M Crippa and A Cardellini and C Caruso and GM Pavan, PROCEEDINGS OF THE NATIONAL ACADEMY OF SCIENCES OF THE UNITED STATES OF AMERICA, 120, e2300565120 (2023).

DOI: 10.1073/pnas.2300565120

It is known that the behavior of many complex systems is controlled by local dynamic based on a descriptor which we name Local Environments and Neighbors Shuffling (LENS), that allows identifying dynamic domains and detecting local fluctuations in a variety of systems in an abstract and efficient way. By tracking how much the microscopic surrounding of each molecular unit changes over time in terms of neighbor individuals, LENS allows characterizing the global (macroscopic) dynamics of molecular systems in phase transition, phases-coexistence, as well as intrinsically characterized by local fluctuations (e.g., defects).
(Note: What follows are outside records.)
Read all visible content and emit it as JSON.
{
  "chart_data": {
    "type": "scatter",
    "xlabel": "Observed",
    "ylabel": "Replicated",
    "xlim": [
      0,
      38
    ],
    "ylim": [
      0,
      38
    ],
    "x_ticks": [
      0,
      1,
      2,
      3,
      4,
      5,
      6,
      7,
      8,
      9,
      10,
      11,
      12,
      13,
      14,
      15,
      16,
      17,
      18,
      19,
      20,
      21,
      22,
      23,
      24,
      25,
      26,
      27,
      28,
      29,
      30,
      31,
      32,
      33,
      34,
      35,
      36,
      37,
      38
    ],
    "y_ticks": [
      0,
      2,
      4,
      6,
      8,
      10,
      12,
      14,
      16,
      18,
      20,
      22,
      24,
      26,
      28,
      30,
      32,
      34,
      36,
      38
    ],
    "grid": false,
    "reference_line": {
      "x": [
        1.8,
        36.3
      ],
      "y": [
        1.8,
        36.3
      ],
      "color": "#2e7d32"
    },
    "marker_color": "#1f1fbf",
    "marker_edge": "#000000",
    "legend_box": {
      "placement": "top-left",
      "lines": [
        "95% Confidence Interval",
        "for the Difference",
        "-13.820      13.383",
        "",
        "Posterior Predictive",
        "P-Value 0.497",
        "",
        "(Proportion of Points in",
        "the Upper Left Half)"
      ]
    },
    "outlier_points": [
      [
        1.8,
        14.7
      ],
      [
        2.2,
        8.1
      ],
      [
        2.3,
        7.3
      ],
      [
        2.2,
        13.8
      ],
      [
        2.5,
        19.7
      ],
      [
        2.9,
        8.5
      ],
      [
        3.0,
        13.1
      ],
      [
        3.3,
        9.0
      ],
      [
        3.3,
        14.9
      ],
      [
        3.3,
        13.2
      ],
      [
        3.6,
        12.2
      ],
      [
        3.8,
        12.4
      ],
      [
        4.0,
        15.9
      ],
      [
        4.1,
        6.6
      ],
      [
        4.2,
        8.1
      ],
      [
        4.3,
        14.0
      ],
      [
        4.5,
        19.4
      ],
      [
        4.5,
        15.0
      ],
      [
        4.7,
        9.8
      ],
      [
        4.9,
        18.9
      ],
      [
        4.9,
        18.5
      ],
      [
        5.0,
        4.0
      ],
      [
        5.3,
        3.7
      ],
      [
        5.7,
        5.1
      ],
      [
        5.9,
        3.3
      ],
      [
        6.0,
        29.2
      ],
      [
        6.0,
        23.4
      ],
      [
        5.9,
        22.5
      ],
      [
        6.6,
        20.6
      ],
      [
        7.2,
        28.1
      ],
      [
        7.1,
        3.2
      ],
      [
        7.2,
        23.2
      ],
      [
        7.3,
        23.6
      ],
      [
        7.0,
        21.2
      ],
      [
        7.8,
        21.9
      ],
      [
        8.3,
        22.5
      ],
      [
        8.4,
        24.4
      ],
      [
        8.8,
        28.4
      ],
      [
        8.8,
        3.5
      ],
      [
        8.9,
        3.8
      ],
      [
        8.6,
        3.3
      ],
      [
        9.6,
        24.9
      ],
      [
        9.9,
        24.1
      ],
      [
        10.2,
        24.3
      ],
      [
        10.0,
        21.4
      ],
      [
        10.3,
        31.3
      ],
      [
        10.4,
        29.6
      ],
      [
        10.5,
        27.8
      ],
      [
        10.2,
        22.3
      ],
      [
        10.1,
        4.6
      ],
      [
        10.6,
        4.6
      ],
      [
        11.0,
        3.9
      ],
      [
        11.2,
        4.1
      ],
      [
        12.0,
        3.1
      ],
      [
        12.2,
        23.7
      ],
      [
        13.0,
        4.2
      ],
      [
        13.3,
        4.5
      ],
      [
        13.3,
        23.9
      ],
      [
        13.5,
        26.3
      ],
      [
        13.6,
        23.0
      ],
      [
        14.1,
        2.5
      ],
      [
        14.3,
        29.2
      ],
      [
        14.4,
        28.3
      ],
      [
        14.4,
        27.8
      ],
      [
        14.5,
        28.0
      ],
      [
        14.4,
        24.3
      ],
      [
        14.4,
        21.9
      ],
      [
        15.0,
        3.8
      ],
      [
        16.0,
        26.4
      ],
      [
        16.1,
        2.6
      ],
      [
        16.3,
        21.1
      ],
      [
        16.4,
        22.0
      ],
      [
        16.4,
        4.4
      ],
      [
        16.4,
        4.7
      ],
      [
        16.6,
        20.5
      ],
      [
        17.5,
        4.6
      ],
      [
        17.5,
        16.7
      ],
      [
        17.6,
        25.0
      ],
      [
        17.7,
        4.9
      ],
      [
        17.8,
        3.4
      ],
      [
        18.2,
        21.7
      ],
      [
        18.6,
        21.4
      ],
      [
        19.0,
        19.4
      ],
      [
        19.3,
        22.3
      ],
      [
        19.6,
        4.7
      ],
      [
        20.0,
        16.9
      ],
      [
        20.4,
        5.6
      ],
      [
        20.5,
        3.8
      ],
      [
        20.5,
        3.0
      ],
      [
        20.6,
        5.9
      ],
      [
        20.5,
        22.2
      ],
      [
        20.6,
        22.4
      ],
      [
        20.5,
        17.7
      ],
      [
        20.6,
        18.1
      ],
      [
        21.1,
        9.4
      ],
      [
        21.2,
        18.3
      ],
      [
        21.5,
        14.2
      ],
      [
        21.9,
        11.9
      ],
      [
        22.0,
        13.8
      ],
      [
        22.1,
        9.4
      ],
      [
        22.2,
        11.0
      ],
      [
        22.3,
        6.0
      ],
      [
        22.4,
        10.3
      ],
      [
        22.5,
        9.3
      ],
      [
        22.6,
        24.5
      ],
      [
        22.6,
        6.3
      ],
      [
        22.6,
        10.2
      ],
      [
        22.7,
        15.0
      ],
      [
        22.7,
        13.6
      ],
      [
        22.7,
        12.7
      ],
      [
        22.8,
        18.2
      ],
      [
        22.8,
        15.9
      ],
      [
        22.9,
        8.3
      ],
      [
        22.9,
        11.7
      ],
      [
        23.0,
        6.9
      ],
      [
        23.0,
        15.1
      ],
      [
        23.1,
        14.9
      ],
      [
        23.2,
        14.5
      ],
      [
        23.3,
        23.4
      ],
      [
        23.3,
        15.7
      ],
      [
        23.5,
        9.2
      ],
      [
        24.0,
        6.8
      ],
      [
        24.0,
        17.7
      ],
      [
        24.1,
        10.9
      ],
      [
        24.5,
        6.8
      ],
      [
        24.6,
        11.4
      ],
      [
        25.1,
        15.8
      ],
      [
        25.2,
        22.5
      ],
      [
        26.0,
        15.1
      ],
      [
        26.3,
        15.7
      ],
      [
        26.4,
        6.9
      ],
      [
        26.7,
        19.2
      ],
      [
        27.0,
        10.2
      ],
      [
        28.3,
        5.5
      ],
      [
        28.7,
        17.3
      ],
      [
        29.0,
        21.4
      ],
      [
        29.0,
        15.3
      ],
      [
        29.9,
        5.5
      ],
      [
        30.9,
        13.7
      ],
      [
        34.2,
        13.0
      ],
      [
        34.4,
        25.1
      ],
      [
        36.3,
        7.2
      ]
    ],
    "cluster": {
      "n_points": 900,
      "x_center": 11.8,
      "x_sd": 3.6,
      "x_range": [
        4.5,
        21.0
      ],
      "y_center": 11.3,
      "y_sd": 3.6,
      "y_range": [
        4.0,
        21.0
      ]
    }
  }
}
Statistical analysis of the LENS time series data extracted from molecular dynamics trajectories of, for example, liquid-like, solid- like, or dynamically diverse complex molecular systems allows tracking in an efficient way the presence of different dynamic domains and of local fluctuations emerging within them. The approach is found robust, versatile, and applicable independently of the features of the system and simply provided that a trajectory containing information on the relative motion of the interacting units is available. We envisage that "such a LENS" will constitute a precious basis for exploring the dynamic complexity of a variety of systems and, given its abstract definition, not necessarily of molecular ones.